The Pittsburgh Steelers have certainly not been silent when it has come to adding and re-signing players in free agency—and just before it—re-signing key starters at left guard and cornerback, and assuring maintaining depth at wide receiver and safety. On the outside market, they have added a tackle, a tight end, and an inside linebacker.

With the retirement of Heath Miller, the Steelers addressed that hole by going outside of the team to sign Ladarius Green to a four-year, $20 million contract. Losing Kelvin Beachum, they added Ryan Harris to compete at left tackle. A pair of inside linebacker defections was partially offset by the signing of Steven Johnson.
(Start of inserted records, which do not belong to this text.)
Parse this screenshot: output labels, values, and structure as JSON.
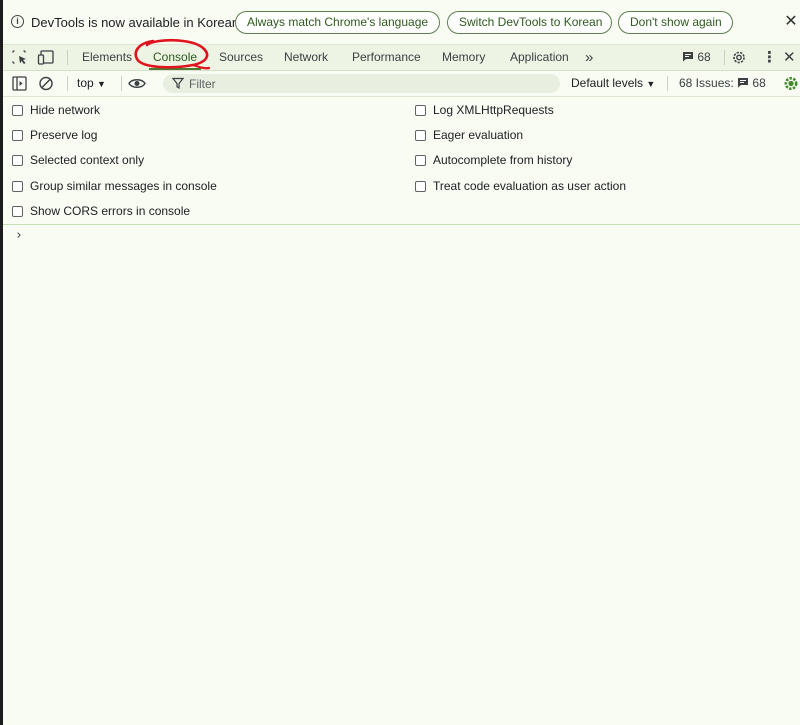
{
  "infobar": {
    "message": "DevTools is now available in Korean!",
    "buttons": {
      "match_language": "Always match Chrome's language",
      "switch_korean": "Switch DevTools to Korean",
      "dont_show": "Don't show again"
    },
    "close_glyph": "✕"
  },
  "tabs": {
    "items": [
      "Elements",
      "Console",
      "Sources",
      "Network",
      "Performance",
      "Memory",
      "Application"
    ],
    "active": "Console",
    "more_glyph": "»",
    "issues_badge": "68",
    "close_glyph": "✕",
    "menu_glyph": "⋮"
  },
  "console_toolbar": {
    "context": "top",
    "filter_placeholder": "Filter",
    "levels": "Default levels",
    "issues_label": "68 Issues:",
    "issues_count": "68"
  },
  "settings": {
    "left": [
      "Hide network",
      "Preserve log",
      "Selected context only",
      "Group similar messages in console",
      "Show CORS errors in console"
    ],
    "right": [
      "Log XMLHttpRequests",
      "Eager evaluation",
      "Autocomplete from history",
      "Treat code evaluation as user action"
    ]
  },
  "console": {
    "prompt": "›"
  },
  "colors": {
    "background": "#f8fcf3",
    "accent": "#4d7c2f",
    "annotation": "#e0141e"
  },
  "icons": {
    "info": "info-icon",
    "inspect": "inspect-element-icon",
    "device": "device-toggle-icon",
    "messages": "message-icon",
    "settings": "gear-icon",
    "sidebar": "sidebar-toggle-icon",
    "clear": "clear-console-icon",
    "eye": "eye-icon",
    "filter": "filter-icon"
  }
}
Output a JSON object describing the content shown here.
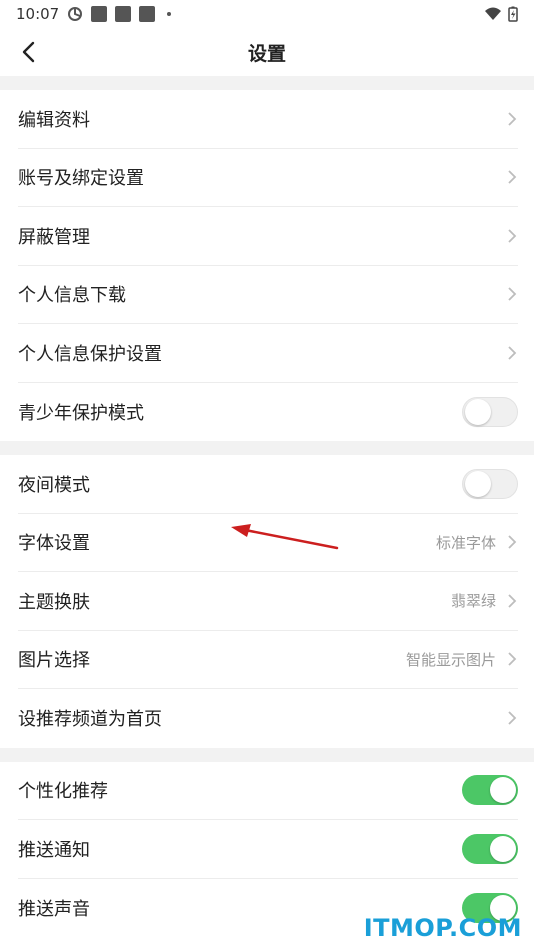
{
  "status_bar": {
    "time": "10:07"
  },
  "header": {
    "title": "设置"
  },
  "groups": [
    {
      "items": [
        {
          "label": "编辑资料",
          "type": "link"
        },
        {
          "label": "账号及绑定设置",
          "type": "link"
        },
        {
          "label": "屏蔽管理",
          "type": "link"
        },
        {
          "label": "个人信息下载",
          "type": "link"
        },
        {
          "label": "个人信息保护设置",
          "type": "link"
        },
        {
          "label": "青少年保护模式",
          "type": "toggle",
          "on": false
        }
      ]
    },
    {
      "items": [
        {
          "label": "夜间模式",
          "type": "toggle",
          "on": false
        },
        {
          "label": "字体设置",
          "value": "标准字体",
          "type": "link"
        },
        {
          "label": "主题换肤",
          "value": "翡翠绿",
          "type": "link"
        },
        {
          "label": "图片选择",
          "value": "智能显示图片",
          "type": "link"
        },
        {
          "label": "设推荐频道为首页",
          "type": "link"
        }
      ]
    },
    {
      "items": [
        {
          "label": "个性化推荐",
          "type": "toggle",
          "on": true
        },
        {
          "label": "推送通知",
          "type": "toggle",
          "on": true
        },
        {
          "label": "推送声音",
          "type": "toggle",
          "on": true
        }
      ]
    }
  ],
  "watermark": "ITMOP.COM",
  "colors": {
    "toggle_on": "#4cc766",
    "watermark": "#1a9fd8",
    "arrow": "#cc1f1f"
  }
}
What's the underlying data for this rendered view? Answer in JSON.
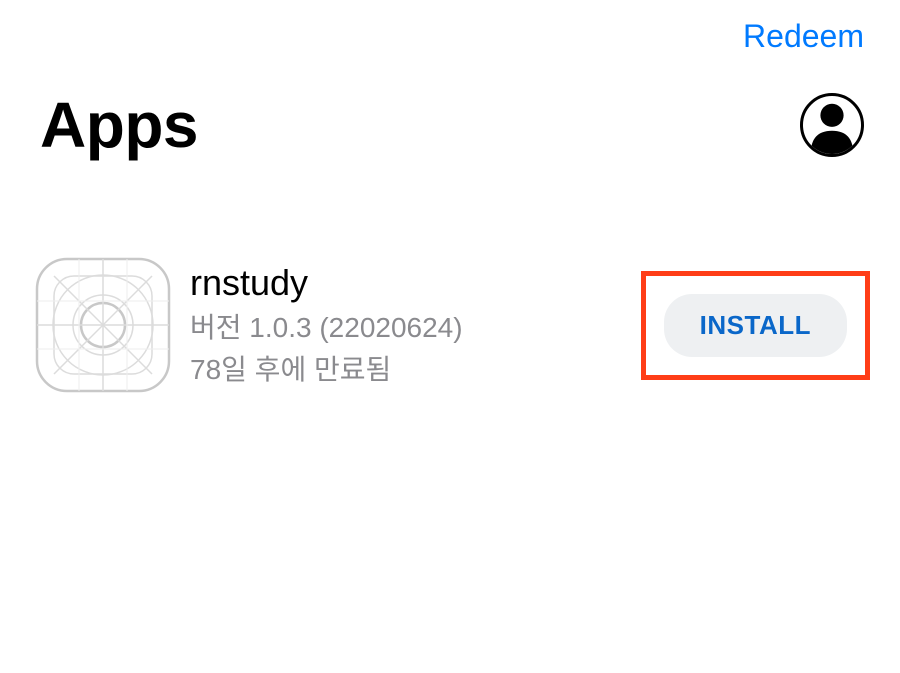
{
  "nav": {
    "redeem_label": "Redeem"
  },
  "header": {
    "title": "Apps"
  },
  "app": {
    "name": "rnstudy",
    "version_line": "버전 1.0.3 (22020624)",
    "expiry_line": "78일 후에 만료됨",
    "install_label": "INSTALL"
  }
}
But it’s also worth noting the players that they have brought in and did not sign. They brought in two other inside linebackers before signing Johnson. They have also brought in two interior offensive linemen as well as two defensive linemen, none of which left Pittsburgh with a signed contract.

It’s worth noting because, taking a look at their collective paper trail, it points toward what is likely their draft strategy, even if it might not be much of a revelation to say it. A cumulative interpretation of the players that they have signed and kicked the tires on tells us that the Steelers are likely targeting three primary areas next month: secondary, defensive line, and interior offensive line.

The interest in the secondary is most notable given how little they have explored the outside market, choosing rather to re-sign two of their own defensive backs. But they have already lost one cornerback on the open market, and are likely to lose another at some point over the course of this week.

It seems obvious that the Steelers have deemed to secondary market to high a price to pay, following their supposed interest in Eric Weddle, though it is said that they never formally made him an offer after getting a feel for what his market would be.

That means that they have decided, likely, to focus on bolstering the secondary—both the cornerback and safety positions—through the draft. Again, a predictable claim, but one that can be extrapolated based on the information that we have been able to gather over the course of the offseason.

With two defensive linemen hitting the market, with one already having signed elsewhere and the other not likely to be re-signed, the Steelers are sure to address this area of the team during the draft, but it would seem that they also would like to be able to add one piece to the puzzle during free agency to get a veteran into the mix.

The interior offensive line interest took me a bit by surprise—at least in terms of the quality of players that they kicked the tires on, by my perception—but the fact that they brought these players in makes it clear that it is a target of interest, regardless of what the motivation behind it might be.